Mission Control Turbo#
Turbocharge your macOS experience!
Mission Control Turbo is a lightweight macOS application that replaces the built-in Mission Control experience.
Features#
- Global hotkey — trigger the overlay from anywhere (default:
⌃↑) - Live window thumbnails — captured via ScreenCaptureKit
- Keyboard navigation — arrow keys to move between windows, Return to select, Escape to dismiss
- Multi-display support — overlay appears on every connected screen
- Grouped by app — windows are organized under their app name and icon
- Menu bar extra — access the overlay, settings, and quit from the menu bar
- Configurable — change the hotkey in Settings
Requirements#
- macOS 26 Tahoe
- Apple Silicon (arm64)
Permissions#
Mission Control Turbo requires two system permissions:
| Permission | Reason |
|---|---|
| Accessibility | Register the global hotkey and activate windows |
| Screen Recording | Capture window thumbnails for the overlay |
You'll be prompted to grant these on first launch. They can also be managed in System Settings → Privacy & Security.
Tip: To use the default
⌃↑hotkey, disable the native Mission Control shortcut in System Settings → Keyboard → Keyboard Shortcuts → Mission Control.
Building#
./build.sh
The built app bundle will be at build/MCT.app.
Code signing#
The build script ad-hoc signs the app by default (using codesign -s -). This is sufficient to run locally, but macOS will reset permissions (Accessibility, Screen Recording) every time you rebuild.
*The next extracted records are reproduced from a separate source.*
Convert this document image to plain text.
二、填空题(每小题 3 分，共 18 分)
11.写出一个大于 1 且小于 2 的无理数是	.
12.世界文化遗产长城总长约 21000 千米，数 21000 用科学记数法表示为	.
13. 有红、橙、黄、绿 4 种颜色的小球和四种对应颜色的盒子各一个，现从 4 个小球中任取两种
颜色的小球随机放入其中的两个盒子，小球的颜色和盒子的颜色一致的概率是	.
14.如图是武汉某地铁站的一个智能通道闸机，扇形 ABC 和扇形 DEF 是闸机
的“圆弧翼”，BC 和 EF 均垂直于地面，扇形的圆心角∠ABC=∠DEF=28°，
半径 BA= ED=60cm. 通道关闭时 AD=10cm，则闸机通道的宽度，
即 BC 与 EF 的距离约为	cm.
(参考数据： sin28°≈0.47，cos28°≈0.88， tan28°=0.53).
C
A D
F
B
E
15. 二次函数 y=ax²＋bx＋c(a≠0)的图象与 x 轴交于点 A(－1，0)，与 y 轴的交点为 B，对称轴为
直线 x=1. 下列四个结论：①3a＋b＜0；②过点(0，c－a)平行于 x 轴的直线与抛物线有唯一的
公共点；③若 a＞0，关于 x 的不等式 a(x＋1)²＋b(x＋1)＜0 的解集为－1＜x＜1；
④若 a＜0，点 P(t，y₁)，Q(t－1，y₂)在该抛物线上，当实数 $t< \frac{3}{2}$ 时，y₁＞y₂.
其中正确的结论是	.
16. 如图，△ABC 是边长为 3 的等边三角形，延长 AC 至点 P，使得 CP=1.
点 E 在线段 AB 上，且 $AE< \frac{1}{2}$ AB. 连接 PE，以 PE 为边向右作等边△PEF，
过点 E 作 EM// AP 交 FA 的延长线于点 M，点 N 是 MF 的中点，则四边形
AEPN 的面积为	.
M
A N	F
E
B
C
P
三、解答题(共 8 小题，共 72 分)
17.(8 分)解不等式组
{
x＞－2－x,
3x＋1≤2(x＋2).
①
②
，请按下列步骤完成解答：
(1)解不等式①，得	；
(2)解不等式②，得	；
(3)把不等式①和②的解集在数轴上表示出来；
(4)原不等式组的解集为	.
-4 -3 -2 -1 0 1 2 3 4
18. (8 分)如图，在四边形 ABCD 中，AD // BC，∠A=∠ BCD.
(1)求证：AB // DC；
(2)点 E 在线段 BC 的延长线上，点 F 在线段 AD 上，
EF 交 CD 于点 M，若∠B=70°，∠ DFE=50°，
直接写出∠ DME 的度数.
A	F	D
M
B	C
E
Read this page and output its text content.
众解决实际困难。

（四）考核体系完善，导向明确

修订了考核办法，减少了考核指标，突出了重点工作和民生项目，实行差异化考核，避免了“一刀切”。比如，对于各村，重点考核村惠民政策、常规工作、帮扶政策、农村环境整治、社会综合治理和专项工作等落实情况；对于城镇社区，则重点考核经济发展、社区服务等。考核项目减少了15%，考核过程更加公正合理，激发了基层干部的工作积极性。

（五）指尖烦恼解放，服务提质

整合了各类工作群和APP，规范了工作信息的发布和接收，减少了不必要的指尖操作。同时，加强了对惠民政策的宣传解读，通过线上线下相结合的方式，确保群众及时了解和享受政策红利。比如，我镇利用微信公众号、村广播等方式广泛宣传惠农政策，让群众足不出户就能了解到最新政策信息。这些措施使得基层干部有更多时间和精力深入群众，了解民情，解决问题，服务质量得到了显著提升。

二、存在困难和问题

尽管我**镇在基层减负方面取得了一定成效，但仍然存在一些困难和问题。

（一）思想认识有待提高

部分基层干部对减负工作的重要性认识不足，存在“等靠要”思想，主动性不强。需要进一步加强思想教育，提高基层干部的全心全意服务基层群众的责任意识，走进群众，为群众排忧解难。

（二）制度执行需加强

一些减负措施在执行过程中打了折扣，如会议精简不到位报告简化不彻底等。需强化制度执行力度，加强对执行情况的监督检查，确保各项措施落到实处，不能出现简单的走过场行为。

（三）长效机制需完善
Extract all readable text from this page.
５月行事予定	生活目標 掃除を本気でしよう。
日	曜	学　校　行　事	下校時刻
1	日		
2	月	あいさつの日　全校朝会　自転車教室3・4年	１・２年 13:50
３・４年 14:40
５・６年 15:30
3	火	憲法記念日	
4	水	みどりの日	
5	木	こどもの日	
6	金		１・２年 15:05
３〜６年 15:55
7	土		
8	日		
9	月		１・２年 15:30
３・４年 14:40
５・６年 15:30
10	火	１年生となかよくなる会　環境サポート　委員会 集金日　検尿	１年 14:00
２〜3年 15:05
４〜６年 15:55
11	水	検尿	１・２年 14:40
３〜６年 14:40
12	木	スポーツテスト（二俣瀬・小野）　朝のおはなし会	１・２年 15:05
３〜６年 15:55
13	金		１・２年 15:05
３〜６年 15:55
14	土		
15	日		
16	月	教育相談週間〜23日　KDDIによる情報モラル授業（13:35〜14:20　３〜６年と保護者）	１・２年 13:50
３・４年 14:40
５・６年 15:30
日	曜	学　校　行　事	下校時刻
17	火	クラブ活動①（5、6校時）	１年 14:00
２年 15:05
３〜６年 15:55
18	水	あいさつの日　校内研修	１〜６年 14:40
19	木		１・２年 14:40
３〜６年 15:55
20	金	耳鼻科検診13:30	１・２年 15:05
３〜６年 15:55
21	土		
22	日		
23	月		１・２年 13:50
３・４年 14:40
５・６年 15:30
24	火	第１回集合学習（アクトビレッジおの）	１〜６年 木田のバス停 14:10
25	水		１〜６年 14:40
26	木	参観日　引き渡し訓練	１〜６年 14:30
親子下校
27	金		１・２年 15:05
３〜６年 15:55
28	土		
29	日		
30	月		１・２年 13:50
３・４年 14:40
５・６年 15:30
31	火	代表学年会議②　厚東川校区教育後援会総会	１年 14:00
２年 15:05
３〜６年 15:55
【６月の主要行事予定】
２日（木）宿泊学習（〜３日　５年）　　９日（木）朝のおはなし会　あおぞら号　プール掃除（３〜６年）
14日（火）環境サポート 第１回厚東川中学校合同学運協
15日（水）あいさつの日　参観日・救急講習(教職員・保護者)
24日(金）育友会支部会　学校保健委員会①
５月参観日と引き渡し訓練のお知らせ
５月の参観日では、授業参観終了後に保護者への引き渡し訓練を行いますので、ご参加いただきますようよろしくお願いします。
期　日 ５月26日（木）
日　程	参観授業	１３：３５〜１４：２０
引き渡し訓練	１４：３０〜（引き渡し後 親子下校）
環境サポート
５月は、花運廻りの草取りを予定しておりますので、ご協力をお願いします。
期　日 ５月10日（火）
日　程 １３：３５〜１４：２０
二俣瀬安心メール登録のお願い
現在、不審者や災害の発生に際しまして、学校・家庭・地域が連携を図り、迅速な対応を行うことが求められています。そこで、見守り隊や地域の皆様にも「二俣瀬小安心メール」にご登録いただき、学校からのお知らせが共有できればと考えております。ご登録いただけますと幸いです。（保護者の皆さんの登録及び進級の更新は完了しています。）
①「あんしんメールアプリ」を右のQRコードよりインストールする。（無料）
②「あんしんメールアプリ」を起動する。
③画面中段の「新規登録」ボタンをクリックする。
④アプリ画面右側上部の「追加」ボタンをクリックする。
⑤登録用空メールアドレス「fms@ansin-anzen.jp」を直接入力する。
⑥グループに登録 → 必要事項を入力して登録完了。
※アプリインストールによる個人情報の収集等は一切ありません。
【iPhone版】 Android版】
To preserve permissions across builds, sign with a self-signed certificate:
- Open Keychain Access
- Go to Keychain Access > Certificate Assistant > Create a Certificate...
- Enter a name (e.g.
Your Name), set Certificate Type to Code Signing, click Create - Create a
.envfile in the project root (git-ignored):
echo 'CERT_NAME="Your Name"' > .env
The build script reads CERT_NAME from .env automatically. When set, the app is signed with your certificate and macOS will remember granted permissions between rebuilds.
AI disclaimer#
This project was largely developed using Claude Code Opus 4.6 as an experiment in AI-assisted software development.